Femicidio en Lincoln: denunció a su padre preso a perpetua por acosarla por redes
Antonella Romero denunció por hostigamiento a su padre, Ernesto Romero, quien le envía constantes mensajes por redes sociales desde la cárcel donde cumple prisión perpetua por el femicidio de su madre en la ciudad bonaerense de Lincoln.
La víctima busca asistencia legal e impuso la denuncia pública cansada del acoso digital perpetrado por el asesino de su madre, Mónica Pagano, ocurrido en el año 2010. El femicida utiliza cuentas de Facebook e Instagram para vulnerar la tranquilidad de su hija.

El crimen ocurrió cuando la sobreviviente tenía solo 11 años. Luego de haber sufrido violentos episodios de violencia familiar, la madre de la joven fue engañada por su expareja y finalmente asesinada en un descampado.
La reconstrucción de la verdad y los primeros mensajes
En 2011, la Justicia condenó a Ernesto Romero a la pena máxima por homicidio agravado por el vínculo y por alevosía. A pesar de la condena, el femicida logró contactar a su hija a través de un perfil falso de Facebook cuando ella cumplió los 13 años.

La joven descubrió la verdad trágica tras hallar el expediente judicial de la causa en la casa de un familiar. Al constatar los detalles del ataque, decidió pedirle formalmente a su padre que dejara de escribirle a ella y a su hermana menor.
Sin embargo, el hombre desoyó los pedidos de cese de contacto. Lejos de detenerse, le enviaba recomendaciones irónicas para que no realizara denuncias policiales, aduciendo que la justicia no le haría nada por mandar simples textos desde el penal.
El acoso sistemático a través de las redes sociales
El acoso continuó con el correr de los años mediante distintas plataformas digitales. A mediados de 2020, el agresor volvió a mandarle un mensaje privado a su teléfono celular solicitándole entablar una conversación para justificar su accionar.
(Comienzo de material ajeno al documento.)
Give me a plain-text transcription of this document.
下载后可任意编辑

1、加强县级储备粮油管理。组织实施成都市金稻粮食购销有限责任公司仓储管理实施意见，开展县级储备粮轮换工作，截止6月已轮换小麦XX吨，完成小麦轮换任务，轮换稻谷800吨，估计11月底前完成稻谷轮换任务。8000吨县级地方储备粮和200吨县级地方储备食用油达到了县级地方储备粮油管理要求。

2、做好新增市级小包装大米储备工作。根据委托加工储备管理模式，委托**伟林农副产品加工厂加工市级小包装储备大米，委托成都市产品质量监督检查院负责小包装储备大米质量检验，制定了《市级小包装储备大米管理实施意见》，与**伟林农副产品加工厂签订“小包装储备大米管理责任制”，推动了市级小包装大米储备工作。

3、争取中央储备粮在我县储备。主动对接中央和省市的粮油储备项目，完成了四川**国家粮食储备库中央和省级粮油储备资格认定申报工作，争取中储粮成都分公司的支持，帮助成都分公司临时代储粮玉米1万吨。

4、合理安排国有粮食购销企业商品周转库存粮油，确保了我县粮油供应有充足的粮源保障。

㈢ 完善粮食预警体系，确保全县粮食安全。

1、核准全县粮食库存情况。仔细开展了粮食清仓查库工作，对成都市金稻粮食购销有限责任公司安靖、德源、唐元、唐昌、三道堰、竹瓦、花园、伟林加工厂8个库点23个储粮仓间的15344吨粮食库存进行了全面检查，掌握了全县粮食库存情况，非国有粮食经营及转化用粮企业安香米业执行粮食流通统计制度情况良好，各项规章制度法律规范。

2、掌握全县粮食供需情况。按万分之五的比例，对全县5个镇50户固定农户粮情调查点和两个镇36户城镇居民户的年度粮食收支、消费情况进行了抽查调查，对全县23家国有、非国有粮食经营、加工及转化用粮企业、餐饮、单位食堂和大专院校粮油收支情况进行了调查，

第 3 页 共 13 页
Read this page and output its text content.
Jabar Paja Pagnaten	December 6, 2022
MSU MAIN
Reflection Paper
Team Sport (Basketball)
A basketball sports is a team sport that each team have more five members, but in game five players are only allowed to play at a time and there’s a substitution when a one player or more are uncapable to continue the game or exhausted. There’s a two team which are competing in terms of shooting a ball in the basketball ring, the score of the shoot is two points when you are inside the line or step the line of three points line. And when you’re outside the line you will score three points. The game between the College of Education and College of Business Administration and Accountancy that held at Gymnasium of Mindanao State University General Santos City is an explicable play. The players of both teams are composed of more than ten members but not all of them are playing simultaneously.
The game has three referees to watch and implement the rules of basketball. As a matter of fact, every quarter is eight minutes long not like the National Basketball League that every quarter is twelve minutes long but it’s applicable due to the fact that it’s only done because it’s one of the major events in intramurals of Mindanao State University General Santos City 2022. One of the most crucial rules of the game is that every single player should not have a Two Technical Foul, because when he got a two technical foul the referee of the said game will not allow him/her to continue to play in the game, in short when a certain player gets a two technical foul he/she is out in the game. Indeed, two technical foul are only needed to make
La respuesta de Antonella fue contundente al exigirle que dejara de contactarla por haber matado a su madre. Pese a la negativa explícita, el detenido reapareció en 2022 y envió un último mensaje en julio reciente avisándole que miraba todas sus publicaciones.
Frente a la constante invasión, la joven decidió asesorarse legalmente para frenar la violencia psicológica. A su vez, difundió las capturas de pantalla en sus perfiles para visibilizar que las secuelas del femicidio no concluyen con la sentencia judicial.
Militancia, contención y la cruda realidad nacional
Convertida en madre de tres niños y militante de derechos humanos, la sobreviviente busca remarcar la falta de políticas públicas de acompañamiento para las infancias huérfanas por crímenes de género en Argentina.
La joven destacó que los hijos quedan desamparados tras los crímenes y deben asimilar el duelo en soledad. La contención institucional resulta fundamental para evitar que las familias carguen con la culpa de la violencia recibida.
Según datos del Observatorio “Ahora Que Sí Nos Ven”, se registraron 147 femicidios en el país en lo que va del año. Esta estadística alarmante indica un caso cada 35 horas, dejando a más de 145 niños huérfanos.